President Obama signs Shimon Peres gold medal bill

The Citizens Coinage Advisory Committee and Commission of Fine Arts recommended proposed obverse and reverse designs, left and center, for a congressional gold medal honoring Israel’s president, Shimon Peres. At right is a second proposed reverse.

Images courtesy of U.S. Mint.

Proposed obverse and reverse designs for a congressional gold medal honoring Israel’s outgoing president, Shimon Peres, were recommended by the Citizens Coinage Advisory Committee during a 15-minute telephone meeting June 2. 

The recommendations were made in anticipation of President Obama signing the authorizing legislation into law. 

H.R. 2939 was forwarded May 30 to the president for his signature. President Obama signed the bill into law on June 9, a week after the CCAC considered the proposed designs.

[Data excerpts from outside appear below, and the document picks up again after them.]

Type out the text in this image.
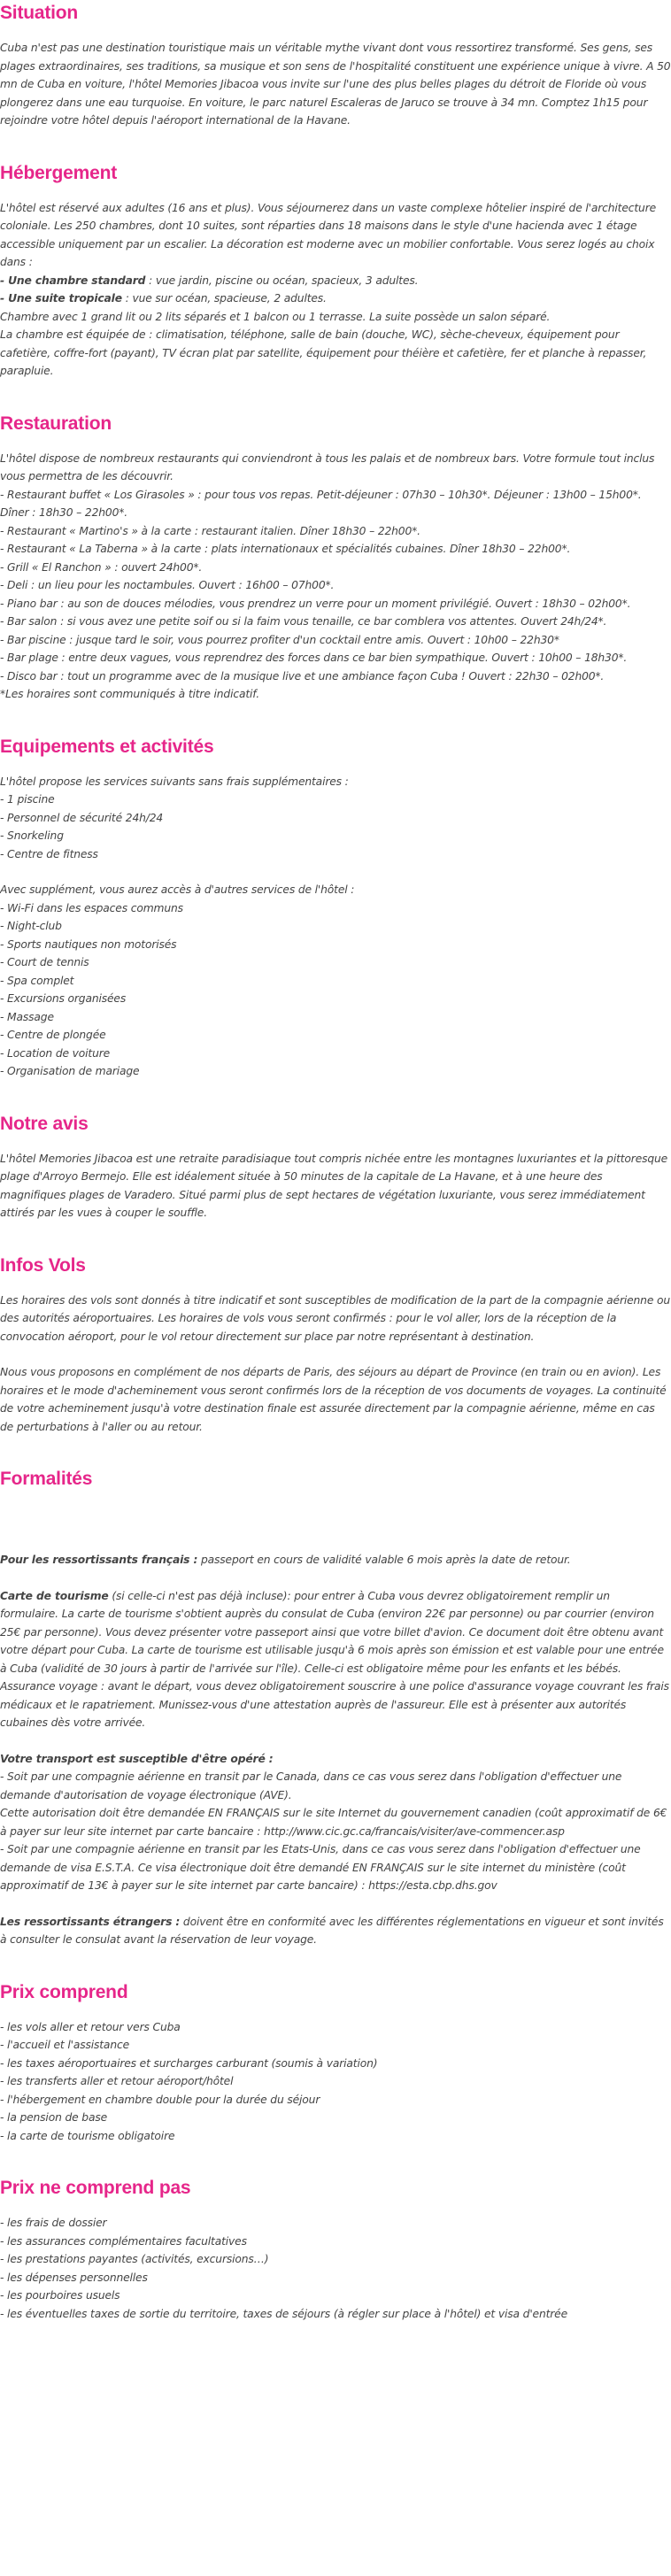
Situation

Cuba n'est pas une destination touristique mais un véritable mythe vivant dont vous ressortirez transformé. Ses gens, ses plages extraordinaires, ses traditions, sa musique et son sens de l'hospitalité constituent une expérience unique à vivre. A 50 mn de Cuba en voiture, l'hôtel Memories Jibacoa vous invite sur l'une des plus belles plages du détroit de Floride où vous plongerez dans une eau turquoise. En voiture, le parc naturel Escaleras de Jaruco se trouve à 34 mn. Comptez 1h15 pour rejoindre votre hôtel depuis l'aéroport international de la Havane.

Hébergement

L'hôtel est réservé aux adultes (16 ans et plus). Vous séjournerez dans un vaste complexe hôtelier inspiré de l'architecture coloniale. Les 250 chambres, dont 10 suites, sont réparties dans 18 maisons dans le style d'une hacienda avec 1 étage accessible uniquement par un escalier. La décoration est moderne avec un mobilier confortable. Vous serez logés au choix dans :

- Une chambre standard : vue jardin, piscine ou océan, spacieux, 3 adultes.

- Une suite tropicale : vue sur océan, spacieuse, 2 adultes.

Chambre avec 1 grand lit ou 2 lits séparés et 1 balcon ou 1 terrasse. La suite possède un salon séparé.

La chambre est équipée de : climatisation, téléphone, salle de bain (douche, WC), sèche-cheveux, équipement pour cafetière, coffre-fort (payant), TV écran plat par satellite, équipement pour théière et cafetière, fer et planche à repasser, parapluie.

Restauration
L'hôtel dispose de nombreux restaurants qui conviendront à tous les palais et de nombreux bars. Votre formule tout inclus vous permettra de les découvrir.
- Restaurant buffet « Los Girasoles » : pour tous vos repas. Petit-déjeuner : 07h30 – 10h30*. Déjeuner : 13h00 – 15h00*. Dîner : 18h30 – 22h00*.
- Restaurant « Martino's » à la carte : restaurant italien. Dîner 18h30 – 22h00*.
- Restaurant « La Taberna » à la carte : plats internationaux et spécialités cubaines. Dîner 18h30 – 22h00*.
- Grill « El Ranchon » : ouvert 24h00*.
- Deli : un lieu pour les noctambules. Ouvert : 16h00 – 07h00*.
- Piano bar : au son de douces mélodies, vous prendrez un verre pour un moment privilégié. Ouvert : 18h30 – 02h00*.
- Bar salon : si vous avez une petite soif ou si la faim vous tenaille, ce bar comblera vos attentes. Ouvert 24h/24*.
- Bar piscine : jusque tard le soir, vous pourrez profiter d'un cocktail entre amis. Ouvert : 10h00 – 22h30*
- Bar plage : entre deux vagues, vous reprendrez des forces dans ce bar bien sympathique. Ouvert : 10h00 – 18h30*.
- Disco bar : tout un programme avec de la musique live et une ambiance façon Cuba ! Ouvert : 22h30 – 02h00*.
*Les horaires sont communiqués à titre indicatif.
Equipements et activités

L'hôtel propose les services suivants sans frais supplémentaires :

- 1 piscine
- Personnel de sécurité 24h/24
- Snorkeling
- Centre de fitness

Avec supplément, vous aurez accès à d'autres services de l'hôtel :

- Wi-Fi dans les espaces communs
- Night-club
- Sports nautiques non motorisés
- Court de tennis
- Spa complet
- Excursions organisées
- Massage
- Centre de plongée
- Location de voiture
- Organisation de mariage
Notre avis

L'hôtel Memories Jibacoa est une retraite paradisiaque tout compris nichée entre les montagnes luxuriantes et la pittoresque plage d'Arroyo Bermejo. Elle est idéalement située à 50 minutes de la capitale de La Havane, et à une heure des magnifiques plages de Varadero. Situé parmi plus de sept hectares de végétation luxuriante, vous serez immédiatement attirés par les vues à couper le souffle.

Infos Vols

Les horaires des vols sont donnés à titre indicatif et sont susceptibles de modification de la part de la compagnie aérienne ou des autorités aéroportuaires. Les horaires de vols vous seront confirmés : pour le vol aller, lors de la réception de la convocation aéroport, pour le vol retour directement sur place par notre représentant à destination.

Nous vous proposons en complément de nos départs de Paris, des séjours au départ de Province (en train ou en avion). Les horaires et le mode d'acheminement vous seront confirmés lors de la réception de vos documents de voyages. La continuité de votre acheminement jusqu'à votre destination finale est assurée directement par la compagnie aérienne, même en cas de perturbations à l'aller ou au retour.

Formalités

Pour les ressortissants français : passeport en cours de validité valable 6 mois après la date de retour.

Carte de tourisme (si celle-ci n'est pas déjà incluse): pour entrer à Cuba vous devrez obligatoirement remplir un formulaire. La carte de tourisme s'obtient auprès du consulat de Cuba (environ 22€ par personne) ou par courrier (environ 25€ par personne). Vous devez présenter votre passeport ainsi que votre billet d'avion. Ce document doit être obtenu avant votre départ pour Cuba. La carte de tourisme est utilisable jusqu'à 6 mois après son émission et est valable pour une entrée à Cuba (validité de 30 jours à partir de l'arrivée sur l'île). Celle-ci est obligatoire même pour les enfants et les bébés.

Assurance voyage : avant le départ, vous devez obligatoirement souscrire à une police d'assurance voyage couvrant les frais médicaux et le rapatriement. Munissez-vous d'une attestation auprès de l'assureur. Elle est à présenter aux autorités cubaines dès votre arrivée.

Votre transport est susceptible d'être opéré :

- Soit par une compagnie aérienne en transit par le Canada, dans ce cas vous serez dans l'obligation d'effectuer une demande d'autorisation de voyage électronique (AVE).

Cette autorisation doit être demandée EN FRANÇAIS sur le site Internet du gouvernement canadien (coût approximatif de 6€ à payer sur leur site internet par carte bancaire : http://www.cic.gc.ca/francais/visiter/ave-commencer.asp

- Soit par une compagnie aérienne en transit par les Etats-Unis, dans ce cas vous serez dans l'obligation d'effectuer une demande de visa E.S.T.A. Ce visa électronique doit être demandé EN FRANÇAIS sur le site internet du ministère (coût approximatif de 13€ à payer sur le site internet par carte bancaire) : https://esta.cbp.dhs.gov

Les ressortissants étrangers : doivent être en conformité avec les différentes réglementations en vigueur et sont invités à consulter le consulat avant la réservation de leur voyage.

Prix comprend
- les vols aller et retour vers Cuba
- l'accueil et l'assistance
- les taxes aéroportuaires et surcharges carburant (soumis à variation)
- les transferts aller et retour aéroport/hôtel
- l'hébergement en chambre double pour la durée du séjour
- la pension de base
- la carte de tourisme obligatoire
Prix ne comprend pas
- les frais de dossier
- les assurances complémentaires facultatives
- les prestations payantes (activités, excursions…)
- les dépenses personnelles
- les pourboires usuels
- les éventuelles taxes de sortie du territoire, taxes de séjours (à régler sur place à l'hôtel) et visa d'entrée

The same designs recommended by the CCAC were recommended separately June 2 by the Commission of Fine Arts in a telephone poll of its members, according to the CFA’s executive director, Thomas Luebke.

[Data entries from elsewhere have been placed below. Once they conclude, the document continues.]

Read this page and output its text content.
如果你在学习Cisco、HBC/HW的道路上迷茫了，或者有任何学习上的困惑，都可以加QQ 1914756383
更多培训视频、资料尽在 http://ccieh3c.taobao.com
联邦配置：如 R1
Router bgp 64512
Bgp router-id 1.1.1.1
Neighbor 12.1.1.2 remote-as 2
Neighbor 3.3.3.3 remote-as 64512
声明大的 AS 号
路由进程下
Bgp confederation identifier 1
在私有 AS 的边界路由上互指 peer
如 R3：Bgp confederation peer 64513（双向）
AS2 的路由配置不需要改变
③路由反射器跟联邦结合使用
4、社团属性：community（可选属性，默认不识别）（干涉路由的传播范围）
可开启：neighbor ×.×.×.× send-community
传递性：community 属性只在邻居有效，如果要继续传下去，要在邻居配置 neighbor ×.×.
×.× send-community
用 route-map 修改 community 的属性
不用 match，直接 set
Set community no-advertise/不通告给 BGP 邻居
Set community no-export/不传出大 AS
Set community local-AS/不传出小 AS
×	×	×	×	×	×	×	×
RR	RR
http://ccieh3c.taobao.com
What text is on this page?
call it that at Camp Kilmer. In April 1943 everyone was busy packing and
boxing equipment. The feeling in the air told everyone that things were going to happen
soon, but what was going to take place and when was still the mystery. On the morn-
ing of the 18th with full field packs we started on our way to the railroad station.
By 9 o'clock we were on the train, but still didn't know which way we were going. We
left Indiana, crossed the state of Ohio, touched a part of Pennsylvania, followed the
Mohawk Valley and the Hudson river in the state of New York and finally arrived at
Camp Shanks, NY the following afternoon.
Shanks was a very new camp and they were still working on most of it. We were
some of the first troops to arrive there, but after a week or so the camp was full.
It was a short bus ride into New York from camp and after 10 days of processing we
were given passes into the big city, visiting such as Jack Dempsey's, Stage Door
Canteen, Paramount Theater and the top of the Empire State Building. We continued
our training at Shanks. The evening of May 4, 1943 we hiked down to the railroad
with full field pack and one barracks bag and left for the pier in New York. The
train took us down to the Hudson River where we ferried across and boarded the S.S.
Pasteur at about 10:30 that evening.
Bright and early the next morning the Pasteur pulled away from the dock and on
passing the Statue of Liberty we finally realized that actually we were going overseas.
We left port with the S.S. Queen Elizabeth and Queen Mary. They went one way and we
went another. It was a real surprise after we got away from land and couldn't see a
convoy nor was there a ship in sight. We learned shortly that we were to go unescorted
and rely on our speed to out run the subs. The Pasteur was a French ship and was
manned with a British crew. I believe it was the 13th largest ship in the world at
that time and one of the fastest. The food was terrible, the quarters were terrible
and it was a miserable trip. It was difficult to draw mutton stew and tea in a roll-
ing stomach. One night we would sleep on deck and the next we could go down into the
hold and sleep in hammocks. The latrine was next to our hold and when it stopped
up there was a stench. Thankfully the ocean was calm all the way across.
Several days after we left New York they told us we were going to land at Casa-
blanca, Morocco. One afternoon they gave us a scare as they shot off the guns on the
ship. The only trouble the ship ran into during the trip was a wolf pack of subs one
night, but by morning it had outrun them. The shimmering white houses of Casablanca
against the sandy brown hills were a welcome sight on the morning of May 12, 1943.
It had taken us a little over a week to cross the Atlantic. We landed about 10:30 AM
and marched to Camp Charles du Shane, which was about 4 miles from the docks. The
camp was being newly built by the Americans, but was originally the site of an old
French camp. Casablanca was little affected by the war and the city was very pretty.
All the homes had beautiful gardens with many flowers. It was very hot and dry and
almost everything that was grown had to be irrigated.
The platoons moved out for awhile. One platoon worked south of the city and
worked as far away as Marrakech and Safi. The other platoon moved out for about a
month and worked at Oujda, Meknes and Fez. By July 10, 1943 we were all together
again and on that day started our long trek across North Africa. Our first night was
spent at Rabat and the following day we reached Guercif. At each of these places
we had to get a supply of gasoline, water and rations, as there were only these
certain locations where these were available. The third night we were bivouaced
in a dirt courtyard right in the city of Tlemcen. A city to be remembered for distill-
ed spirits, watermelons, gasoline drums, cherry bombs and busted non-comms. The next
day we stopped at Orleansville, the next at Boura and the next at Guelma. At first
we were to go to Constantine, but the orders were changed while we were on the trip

The review and recommendation process was accelerated to meet a deadline to present the finished medal to Peres before the end of June.

The congressional gold medal is in honor of Peres’ maintenance of strong bilateral relations between Israel and the United States, beginning in the days of President John F. Kennedy when Peres served as Israel’s deputy defense minister.

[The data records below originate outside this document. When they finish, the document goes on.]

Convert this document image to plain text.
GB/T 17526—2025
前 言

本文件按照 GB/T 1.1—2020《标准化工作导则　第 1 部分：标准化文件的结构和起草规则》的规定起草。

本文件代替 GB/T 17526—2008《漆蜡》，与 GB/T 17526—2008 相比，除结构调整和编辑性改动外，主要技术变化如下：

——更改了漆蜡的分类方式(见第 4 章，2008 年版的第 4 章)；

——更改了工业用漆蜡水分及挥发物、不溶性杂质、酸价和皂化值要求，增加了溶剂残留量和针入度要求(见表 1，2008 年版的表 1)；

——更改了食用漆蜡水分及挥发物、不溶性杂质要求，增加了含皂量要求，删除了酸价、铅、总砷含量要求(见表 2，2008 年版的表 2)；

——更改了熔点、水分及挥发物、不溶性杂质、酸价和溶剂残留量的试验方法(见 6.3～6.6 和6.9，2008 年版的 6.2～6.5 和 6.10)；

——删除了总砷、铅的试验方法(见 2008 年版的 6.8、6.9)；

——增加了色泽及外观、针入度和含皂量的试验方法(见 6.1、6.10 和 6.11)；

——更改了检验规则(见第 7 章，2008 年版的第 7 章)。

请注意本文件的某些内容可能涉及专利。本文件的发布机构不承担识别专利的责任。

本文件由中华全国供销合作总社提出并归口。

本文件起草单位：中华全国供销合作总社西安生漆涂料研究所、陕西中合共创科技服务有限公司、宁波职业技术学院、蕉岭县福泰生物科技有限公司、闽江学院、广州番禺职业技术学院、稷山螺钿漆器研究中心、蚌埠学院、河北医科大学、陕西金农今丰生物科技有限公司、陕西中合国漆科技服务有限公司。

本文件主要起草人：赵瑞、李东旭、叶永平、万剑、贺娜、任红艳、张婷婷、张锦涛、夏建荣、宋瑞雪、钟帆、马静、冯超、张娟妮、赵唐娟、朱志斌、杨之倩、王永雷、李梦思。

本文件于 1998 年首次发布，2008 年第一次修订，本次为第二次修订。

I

Peres has served as Israel’s president since July 15, 2007. Peres also has served as Israel’s prime minister three separate times, as well as serving stints as minister of foreign affairs, minister of defense, minister of finance, and minister of transportation.

H.R. 2939, approved by the House on May 19, was introduced Aug. 1, 2013, by Rep. Joseph Kennedy, D-Mass. The measure passed the Senate on May 20 and was forwarded to the president.

The CCAC reviewed one proposed obverse design and two versions of a proposed reverse design.

The sole obverse depicts Peres, 90, in a suit, superimposed over a flag of Israel. Peres’ staff recommends that the stripes in the flag be reduced in size because, as preliminarily depicted, they are too thick in relationship to the Star of David. The obverse was designed and is being sculptured by U.S. Mint Sculptor-Engraver Donald Everhart II.

Both reverse designs offered depict a dove in flight with an olive branch in its beak.

The reverse recommended features the inscription around: YOU ARE AS GREAT AS THE CAUSE YOU SERVE. Along the bottom border, a series of X’s served as placeholders for the inscription ACT OF CONGRESS 2014. The reverse was designed and is being sculptured by U.S. Mint Medallic Sculptor Joseph F. Menna.

The reverse not recommended by the CCAC featured the same central device, but with the inscription around, in slightly smaller size and a different letter font, DREAM OF A FUTURE PEACE RATHER THAN REMEMBER WARS PAST. Below, X’s in three lines were to accommodate ACT OF CONGRESS 2014 in three lines.

CCAC member Jeanne Stevens-Sollman, a medallic sculptor, questioned the positioning of the dove’s tail feathers, suggesting a better-defined perspective.

The law provides for bronze duplicates of the Peres gold medals to be struck by the U.S. Mint for sale to the general public.